Diners and readers alike have something to smile about this week, as the new “Southern Food” issue of the Conway-based Oxford American magazine hits the stands.
A first for the magazine, which has built much of its fan base around themed issues like its annual “Southern Music” feature, the Food issue was guest-edited by critic and scholar John T. Edge, who has written an award-winning cookbook and appears regularly on NPR. Edge also has written tomes on the history of fried chicken and apple pie in the American South.
In addition to regular columns, the new issue features a series of “Ode to …” stories written by some of our greatest Southern writers about their favorite down-home foods. Highlights include Pulitzer Prize-winner James Alan McPherson’s love song for crab cakes and low country boil, Arkansas writer and artist Donald Harington on chicken and dumplings, a timeline of events in the history of Southern food (as in — “1901: Howell Campbell of Nashville names his marshmallow, milk chocolate, peanut and caramel confection the Goo Goo Cluster.”) and a previously unpublished essay by the novelist Carson McCullers on the food of her native Georgia.
OA editor Marc Smirnoff admitted that writing about food is mostly boring to him, so in pulling the issue together, he said, every article in the magazine had to strike him as good writing, period. “I’m not a foodie at all,” Smirnoff said. “But there was so much interest in this topic. When we first discussed it, we got a bigger response from writers and readers than we even got for the music issue.”
Given that attitude during the early stages of compiling the issue, Smirnoff said he found the end result surprisingly readable. Mostly, he said, that’s because the writers selected for the issue approached their topics not as food items, but as something that changes the way the diner feels. “That’s how you write about food,” he said. “Not about recipes, but about how it affects us in so many other ways.”
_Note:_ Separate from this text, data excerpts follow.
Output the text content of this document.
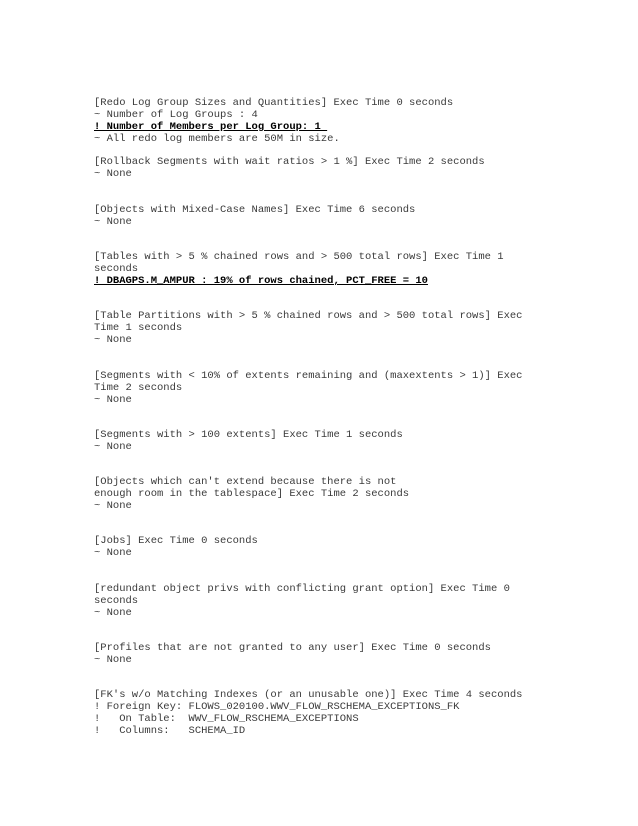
[Redo Log Group Sizes and Quantities] Exec Time 0 seconds
~ Number of Log Groups : 4
! Number of Members per Log Group: 1
~ All redo log members are 50M in size.
[Rollback Segments with wait ratios > 1 %] Exec Time 2 seconds
~ None
[Objects with Mixed-Case Names] Exec Time 6 seconds
~ None
[Tables with > 5 % chained rows and > 500 total rows] Exec Time 1
seconds
! DBAGPS.M_AMPUR : 19% of rows chained, PCT_FREE = 10
[Table Partitions with > 5 % chained rows and > 500 total rows] Exec
Time 1 seconds
~ None
[Segments with < 10% of extents remaining and (maxextents > 1)] Exec
Time 2 seconds
~ None
[Segments with > 100 extents] Exec Time 1 seconds
~ None
[Objects which can't extend because there is not
enough room in the tablespace] Exec Time 2 seconds
~ None
[Jobs] Exec Time 0 seconds
~ None
[redundant object privs with conflicting grant option] Exec Time 0
seconds
~ None
[Profiles that are not granted to any user] Exec Time 0 seconds
~ None
[FK's w/o Matching Indexes (or an unusable one)] Exec Time 4 seconds
! Foreign Key: FLOWS_020100.WWV_FLOW_RSCHEMA_EXCEPTIONS_FK
!   On Table:  WWV_FLOW_RSCHEMA_EXCEPTIONS
!   Columns:   SCHEMA_ID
Next up for Smirnoff and the Oxford American is the ever-popular music issue, which comes packaged with a CD. During work on the food issue, Smirnoff said the staff of the OA hashed out who they’d like to see on the CD, which ultimately determines what ends up in the magazine. Though Smirnoff wouldn’t talk about what’s in store for OA readers (and listeners), he said that in Nashville his co-compiler has started acquiring the rights to the songs for 2005.
“There’s a few surprises,” he said. “I wish I could tell you, but there is some pretty strange stuff that we’re looking at right now.”
Dewayne Graham, who parted ways with KLRT-TV’s Fox 16 News in January over creative differences (mostly, he said, the fear of being put on “rat and roach patrol” by the station), is back in the saddle again. On March 28, Graham debuted in a new show for KWBF-TV, WB42, titled “Graham on Your Side.” Appear-ing daily at 6:30 p.m., Graham hopes his new show will continue his long-standing career as a community advocate and investigative journalist.
According to Graham, the “driving force” of the 30-minute show is the live on-air call-in, where consumers are allowed to vent their complaints and seek Graham’s advice and help (he said this might even include three-way calls in which he aconnects disgruntled callers live on the air with the politician or businessman who is the subject of their frustration).
As anyone who has worked in a newspaper office could have told him, opening the lines to every yahoo with a telephone and a gripe might not be the best idea. From the episodes we’ve watched, he gets more than his fair share of kooks. Recent sessions have found Graham forced to listen ad-nauseam as callers complained about everything from credit card rates to (and we’re not making this up) a big lump of goo found in a carton of buttermilk. While we don’t know if that adds up to fighting for truth, justice and the American way, it is a sincere effort at helping the underdog, and we’ve got to give him props for that.